Ireland imposed quarantine on travellers from India a week after the UK did – just because that's what we do

What was being copied, though, was the worst kind of Brexit manoeuvring. During those weeks in April, Johnson was planning to fly to India to meet the prime minister, Narendra Modi.

The idea was that Johnson and Modi would announce the start of talks on a possible trade deal. Johnson would have a piece of paper to wave: you see, I told you Brexit is working. “Global Britain” is open for business.

Following London

This meeting was due to take place on April 25th. Johnson, it seems clear, deliberately delayed adding India to the UK’s red list so as to avoid offending Modi before he got his grand announcement.

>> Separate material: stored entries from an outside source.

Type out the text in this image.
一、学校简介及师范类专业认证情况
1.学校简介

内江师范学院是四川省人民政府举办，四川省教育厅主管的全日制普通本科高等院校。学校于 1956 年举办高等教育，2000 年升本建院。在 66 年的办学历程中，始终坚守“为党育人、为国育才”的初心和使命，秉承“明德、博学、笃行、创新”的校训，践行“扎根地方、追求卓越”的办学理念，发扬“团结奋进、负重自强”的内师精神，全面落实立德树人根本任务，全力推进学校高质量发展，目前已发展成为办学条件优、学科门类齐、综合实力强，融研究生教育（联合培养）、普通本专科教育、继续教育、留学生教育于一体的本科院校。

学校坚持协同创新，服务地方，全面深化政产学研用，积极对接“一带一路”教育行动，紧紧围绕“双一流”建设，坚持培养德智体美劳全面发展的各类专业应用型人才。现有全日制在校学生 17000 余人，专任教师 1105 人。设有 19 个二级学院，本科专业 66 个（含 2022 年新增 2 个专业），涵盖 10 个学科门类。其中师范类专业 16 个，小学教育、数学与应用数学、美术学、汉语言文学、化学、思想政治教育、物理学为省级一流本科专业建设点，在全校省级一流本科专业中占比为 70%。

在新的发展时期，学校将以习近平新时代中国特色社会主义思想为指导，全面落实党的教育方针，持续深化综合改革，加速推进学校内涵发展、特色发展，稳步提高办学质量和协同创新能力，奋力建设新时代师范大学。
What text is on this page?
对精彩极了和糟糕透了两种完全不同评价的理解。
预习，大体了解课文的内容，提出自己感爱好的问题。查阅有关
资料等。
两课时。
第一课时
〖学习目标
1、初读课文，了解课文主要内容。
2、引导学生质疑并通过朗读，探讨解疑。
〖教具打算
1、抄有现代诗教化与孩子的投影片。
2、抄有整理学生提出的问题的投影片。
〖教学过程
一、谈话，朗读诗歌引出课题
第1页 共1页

This link was made plain on April 19th. On that day, Johnson’s trip to Delhi was cancelled because of the crisis there. And the UK immediately added India to its red list. Only when there was nothing to be gained for the Brexit cause did public health take priority.

Bodies of people who died of Covid-19 are cremated at an open crematorium on the outskirts of Bengaluru, Karnataka state, India on Wednesday. Photograph: Aijaz Rahi/AP

But the Irish Government all this time simply did its usual thing. It followed London – even though London’s decisions were being made for reasons that were rooted in cynical politics and not in science.

Not only that, but it followed at the usual snail’s pace. Ireland imposed quarantine on travellers from India a week after the UK did – just because that’s what we do. We seem to have dawdled along after a British process that was itself dreadful.

Maybe we will be fortunate and the Indian variant won’t substantially undermine the effectiveness of vaccinations or the reopening of Irish society. But this whole episode suggests that we are relying on two things nobody should ever bet on. One is pure luck. The other is the decision-making of Boris Johnson.